Bien entendu, on ne peut pas omettre la publicité privée, laquelle a subi aussi des coupes réglées suite à la crise financière que vit le pays depuis 2015, et suite aussi aux grosses difficultés ou carrément l’arrêt de certaines entreprises dont les patrons se retrouvent en prison pour des affaires de corruption. L’effort des pouvoirs publics dans ce chapitre consistera à établir la traçabilité des transactions (de la commande à la facturation) pour assurer une fiscalisation normalisée de l’activité. Mais, naturellement, la relance du flux des annonceurs privés dépendra intimement de la relance de l’investissement, lequel se trouve aujourd’hui au bivouac des incertitudes. Dans ce contexte, le climat des investissements doit subir un changement radical censé le soustraire à la bureaucratie et à la médiocrité de l’administration, et censé également faire cesser les chantages par la corruption.

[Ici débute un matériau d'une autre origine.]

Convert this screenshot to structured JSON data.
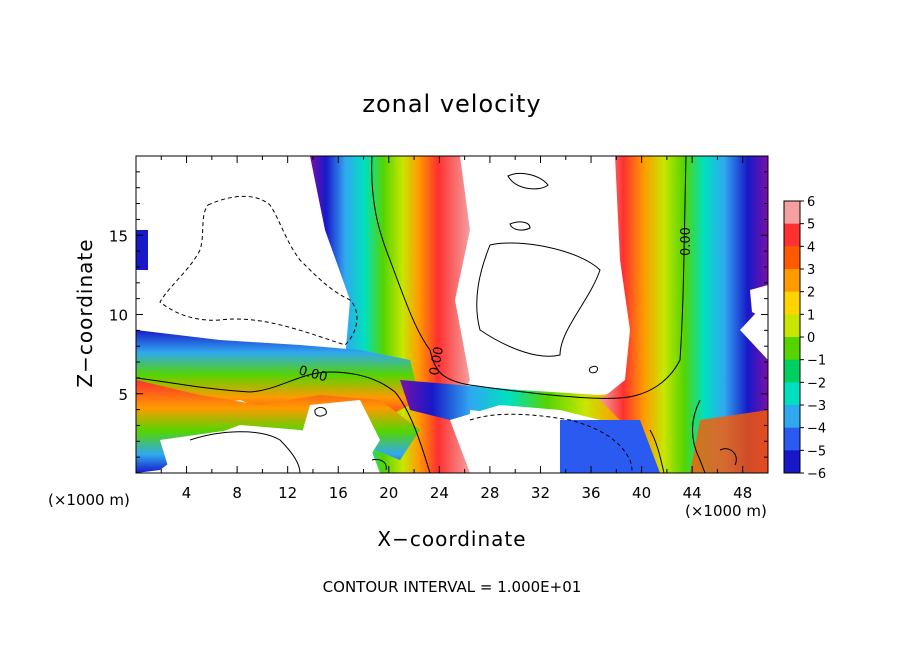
{
  "chart_data": {
    "type": "heatmap",
    "title": "zonal velocity",
    "xlabel": "X−coordinate",
    "ylabel": "Z−coordinate",
    "x_unit_left": "(×1000 m)",
    "x_unit_right": "(×1000 m)",
    "xlim": [
      0,
      50
    ],
    "ylim": [
      0,
      20
    ],
    "xticks": [
      4,
      8,
      12,
      16,
      20,
      24,
      28,
      32,
      36,
      40,
      44,
      48
    ],
    "xtick_labels": [
      "4",
      "8",
      "12",
      "16",
      "20",
      "24",
      "28",
      "32",
      "36",
      "40",
      "44",
      "48"
    ],
    "yticks": [
      5,
      10,
      15
    ],
    "ytick_labels": [
      "5",
      "10",
      "15"
    ],
    "colorbar": {
      "levels": [
        6,
        5,
        4,
        3,
        2,
        1,
        0,
        -1,
        -2,
        -3,
        -4,
        -5,
        -6
      ],
      "labels": [
        "6",
        "5",
        "4",
        "3",
        "2",
        "1",
        "0",
        "−1",
        "−2",
        "−3",
        "−4",
        "−5",
        "−6"
      ],
      "colors": [
        "#f4a0a0",
        "#ff3030",
        "#ff5a00",
        "#ff9a00",
        "#ffd400",
        "#c8e600",
        "#55d400",
        "#00d060",
        "#00e0c0",
        "#30a8f0",
        "#2a5af0",
        "#1818c8",
        "#7a10a8"
      ]
    },
    "contour_labels": [
      "0.00",
      "0.00",
      "0.00"
    ],
    "grid": false
  },
  "footer": {
    "contour_interval": "CONTOUR INTERVAL = 1.000E+01"
  }
}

Donc, comme on le voit, la problématique de la publicité étatique ne doit pas être confinée dans cette équation irrésolue que l’on nous présente toujours figée, où l’on se lamente de l’iniquité, voire de la discrimination qui caractérise sa distribution. Ces tares et ces dérives existent. Mais la solution ne consiste pas à se rattraper par la consécration d’une «générosité» égalitaire, qui maintiendrait la mentalité rentière, mais elle consiste à assainir et révolutionner deux secteurs en même temps, car rattachés par des liens historiques aujourd’hui parvenus à leurs limites objectives : le secteur des marchés publics et celui de la presse.